In Puja Mandala, religion lays no barrier

RELIGIOUS TOLERANCE: A man works on a penjor (decorated bamboo pole), to be used as a Christmas decoration, in front of the Bukit Doa Protestant Church at Puja Mandala, Nusa Dua. The site is an Indonesian icon of religious tolerance as the country’s five major houses of worship lay directly side-by-side. (JP/Andra Wisnu

Jakarta Post

It was the morning before Christmas, and the Puja Mandala area, Nusa Dua, was filled with people working to finish the penjor (decorated bamboo pole), which would be erected in front of Bukit Doa Protestant church to mark the Christian holy day.

Traditionally, penjor is the icon of Balinese Hinduism. It symbolizes the Hindus’ gratitude to the Gods for abundant harvests and a banner of victory.

Each Balinese Hindu family will erect one penjor in front of its house during the Galungan and Kuningan, the festive religious festivals to celebrate the victory of dharma (virtues) over adharma (vices).

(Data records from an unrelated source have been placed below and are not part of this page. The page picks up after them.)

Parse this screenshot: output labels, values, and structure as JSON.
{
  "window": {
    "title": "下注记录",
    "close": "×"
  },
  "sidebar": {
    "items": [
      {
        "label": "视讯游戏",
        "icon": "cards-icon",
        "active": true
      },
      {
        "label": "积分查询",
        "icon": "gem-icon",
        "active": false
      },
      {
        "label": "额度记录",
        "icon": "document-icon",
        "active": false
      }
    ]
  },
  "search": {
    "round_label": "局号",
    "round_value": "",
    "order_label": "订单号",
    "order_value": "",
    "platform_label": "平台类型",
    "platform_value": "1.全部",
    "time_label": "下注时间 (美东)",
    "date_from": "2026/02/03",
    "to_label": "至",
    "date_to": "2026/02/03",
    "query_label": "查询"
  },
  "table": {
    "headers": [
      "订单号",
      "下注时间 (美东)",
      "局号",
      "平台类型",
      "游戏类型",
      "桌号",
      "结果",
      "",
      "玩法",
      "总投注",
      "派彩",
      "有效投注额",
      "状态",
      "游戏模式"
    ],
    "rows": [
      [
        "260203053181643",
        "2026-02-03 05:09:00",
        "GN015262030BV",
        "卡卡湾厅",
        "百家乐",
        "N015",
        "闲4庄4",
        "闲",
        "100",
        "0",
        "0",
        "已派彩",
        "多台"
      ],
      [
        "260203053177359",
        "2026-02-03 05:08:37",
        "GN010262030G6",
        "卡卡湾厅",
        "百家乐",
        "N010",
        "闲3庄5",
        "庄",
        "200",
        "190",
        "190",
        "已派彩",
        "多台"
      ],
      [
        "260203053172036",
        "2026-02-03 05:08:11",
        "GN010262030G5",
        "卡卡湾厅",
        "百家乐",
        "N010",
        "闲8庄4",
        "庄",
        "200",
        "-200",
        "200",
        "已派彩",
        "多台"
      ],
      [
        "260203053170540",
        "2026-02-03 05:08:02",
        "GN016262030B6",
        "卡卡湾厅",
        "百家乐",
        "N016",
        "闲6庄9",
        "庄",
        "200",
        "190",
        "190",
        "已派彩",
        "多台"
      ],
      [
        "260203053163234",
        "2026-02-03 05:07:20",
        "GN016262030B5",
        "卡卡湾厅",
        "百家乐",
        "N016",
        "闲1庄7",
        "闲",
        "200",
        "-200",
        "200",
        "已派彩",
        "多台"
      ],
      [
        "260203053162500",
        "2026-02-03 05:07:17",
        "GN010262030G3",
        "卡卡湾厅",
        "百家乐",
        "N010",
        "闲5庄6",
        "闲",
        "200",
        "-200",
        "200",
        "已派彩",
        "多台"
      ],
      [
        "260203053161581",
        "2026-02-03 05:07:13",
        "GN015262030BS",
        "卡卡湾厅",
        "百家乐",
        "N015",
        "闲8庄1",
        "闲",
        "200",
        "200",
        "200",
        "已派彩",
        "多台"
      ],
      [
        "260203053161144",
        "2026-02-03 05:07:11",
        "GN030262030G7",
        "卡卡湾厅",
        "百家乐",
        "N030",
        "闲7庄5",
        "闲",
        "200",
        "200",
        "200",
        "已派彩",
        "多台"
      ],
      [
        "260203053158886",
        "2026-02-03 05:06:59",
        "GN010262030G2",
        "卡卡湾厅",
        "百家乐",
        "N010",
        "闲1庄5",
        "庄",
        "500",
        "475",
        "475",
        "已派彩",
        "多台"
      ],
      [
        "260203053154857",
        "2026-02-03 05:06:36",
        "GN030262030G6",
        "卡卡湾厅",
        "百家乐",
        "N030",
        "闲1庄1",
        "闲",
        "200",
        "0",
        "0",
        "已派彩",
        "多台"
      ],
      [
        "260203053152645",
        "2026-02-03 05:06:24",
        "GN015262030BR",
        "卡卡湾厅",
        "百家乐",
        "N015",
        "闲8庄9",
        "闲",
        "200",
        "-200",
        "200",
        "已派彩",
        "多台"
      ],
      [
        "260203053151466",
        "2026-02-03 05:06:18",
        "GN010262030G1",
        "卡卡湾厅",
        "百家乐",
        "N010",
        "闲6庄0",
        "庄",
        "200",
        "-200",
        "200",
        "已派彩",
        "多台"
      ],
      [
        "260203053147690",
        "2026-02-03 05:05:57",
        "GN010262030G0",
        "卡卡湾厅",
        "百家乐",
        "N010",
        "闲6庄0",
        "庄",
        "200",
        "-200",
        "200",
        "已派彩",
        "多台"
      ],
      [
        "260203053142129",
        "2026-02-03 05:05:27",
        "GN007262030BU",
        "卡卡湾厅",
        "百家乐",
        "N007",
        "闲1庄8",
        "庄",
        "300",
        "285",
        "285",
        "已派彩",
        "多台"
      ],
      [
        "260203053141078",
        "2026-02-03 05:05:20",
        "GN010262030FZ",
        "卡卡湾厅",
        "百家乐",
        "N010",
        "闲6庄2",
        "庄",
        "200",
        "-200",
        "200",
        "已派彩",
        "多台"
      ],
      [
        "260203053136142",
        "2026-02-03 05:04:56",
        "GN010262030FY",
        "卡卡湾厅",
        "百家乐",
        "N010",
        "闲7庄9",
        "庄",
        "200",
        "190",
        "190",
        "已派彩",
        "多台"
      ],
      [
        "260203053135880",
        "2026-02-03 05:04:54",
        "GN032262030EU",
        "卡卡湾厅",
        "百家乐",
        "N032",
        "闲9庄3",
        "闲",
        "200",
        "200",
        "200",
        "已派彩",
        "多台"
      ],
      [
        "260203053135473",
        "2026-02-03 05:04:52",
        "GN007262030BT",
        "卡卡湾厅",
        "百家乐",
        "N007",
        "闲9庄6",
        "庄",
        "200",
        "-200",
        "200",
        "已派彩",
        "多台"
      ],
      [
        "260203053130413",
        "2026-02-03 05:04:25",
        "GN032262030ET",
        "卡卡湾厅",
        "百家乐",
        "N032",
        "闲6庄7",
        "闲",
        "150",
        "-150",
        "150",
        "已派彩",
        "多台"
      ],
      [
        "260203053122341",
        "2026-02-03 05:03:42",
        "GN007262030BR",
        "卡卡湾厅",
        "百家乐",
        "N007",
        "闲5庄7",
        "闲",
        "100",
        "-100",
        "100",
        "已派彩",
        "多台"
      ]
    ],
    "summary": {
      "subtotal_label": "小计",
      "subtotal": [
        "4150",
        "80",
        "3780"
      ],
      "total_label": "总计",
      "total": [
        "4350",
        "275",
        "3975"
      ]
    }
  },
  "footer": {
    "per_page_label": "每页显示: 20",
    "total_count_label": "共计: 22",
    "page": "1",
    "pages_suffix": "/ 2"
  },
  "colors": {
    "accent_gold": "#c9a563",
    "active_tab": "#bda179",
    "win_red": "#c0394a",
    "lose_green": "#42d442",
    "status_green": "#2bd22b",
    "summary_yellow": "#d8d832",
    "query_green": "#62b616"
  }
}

In the Puja Mandala area, and also in various churches across the island where penjor were erected during Christmas by the Balinese Christians, the decorated bamboo poles had became a testament of the island’s religious tolerance.

On this island, religious difference has never been an issue for the various congregations.

“The Muslims have said that they will help with organizing the parking spots for our congregations, while we have our Christmas mass,” said Yulius Leo Suprobo, head of the pastoral council of the Maria Mother of All People Catholic Church in Puja Mandala, on Wednesday.

“And another man from Java, who is a Muslim, has nicely decided to help train our choir to play the angklung (traditional percussion instrument) for the Christmas mass too.”

Puja Mandala, literally means a space for devotion, is one of Indonesia’s many icons of religious tolerance. It is a cluster of houses of worship located in the middle of Bualu village, Badung.

It hosts the Ibnu Baitullah Mosque, right next to it is the Maria Bunda Segala Bangsa Catholic Church, the Budhina Guna Buddhist temple right next to that, the Bukit Doa Protestant Church afterwards, and on the other end lies the Jagat Natha Hindu temple.

In front of the houses of worship is a shared parking area the size of a soccer field, a testament, Yulius said, to the people’s commitment to religious tolerance in the area.

“Especially during times when we have two or three big religious ceremonies together and parking spots become scarce, people from the different religions work together to manage the mess,” he said.

Yulius said the site was always peaceful despite Indonesia’s often bloody history of sectarian conflicts.

“Even this year, when Nyepi (Hindu day of silence) fell on a Friday, the Muslims agreed not to put on the loudspeaker for Friday prayer,” he said.

“And they didn’t drive to the mosque, they walked. There was no argument. It’s just a common understanding.”

The idea for the site was conceived in the early 90’s during the boom in Bali’s tourism industry by then Minister of Tourism, Postal and Telecommunication Joop Ave, then Minister of Religion Tarmizi Taher and then Bali Governor Ida Bagus Oka.

Bali’s population was rising and becoming more religiously cosmopolitan with migrants from all around Indonesia coming to get a share of the island’s economy.

The need for the site became increasingly clear as Nusa Dua began to develop as a popular site for conferences and seminars. Hotels needed to provide guests with a proper place to pray.

The Bali Tourism and Development Corporation donated the land and various religious communities shared the development costs. The construction was finished in 1997.

The site was conceived, and remains, as a go-to site for tourists of different religious backgrounds who are staying in the Nusa Dua region. Hotels continue to provide shuttle services to the area.

It has also become a tradition for the churches in the area to have masses in English, including for the Christmas mass.

“We uphold acculturation here, because I think that’s what makes this country beautiful,” Yulius said.

“When I hear the call for Maghrib from the Mosque right next door every time I give the afternoon mass, it’s just the most beautiful feeling.”

Puja Mandala remains a unifying spot for many Balinese.

Tetty Lular, a Protestant, who was making the penjor for his church’s Christmas mass, said he often helped make ones for other occasions celebrated by people of other religions in the area.

“We help when there’s weddings, birthdays, Easter and Lebaran (Muslim celebrations). We are all friends here,” he said.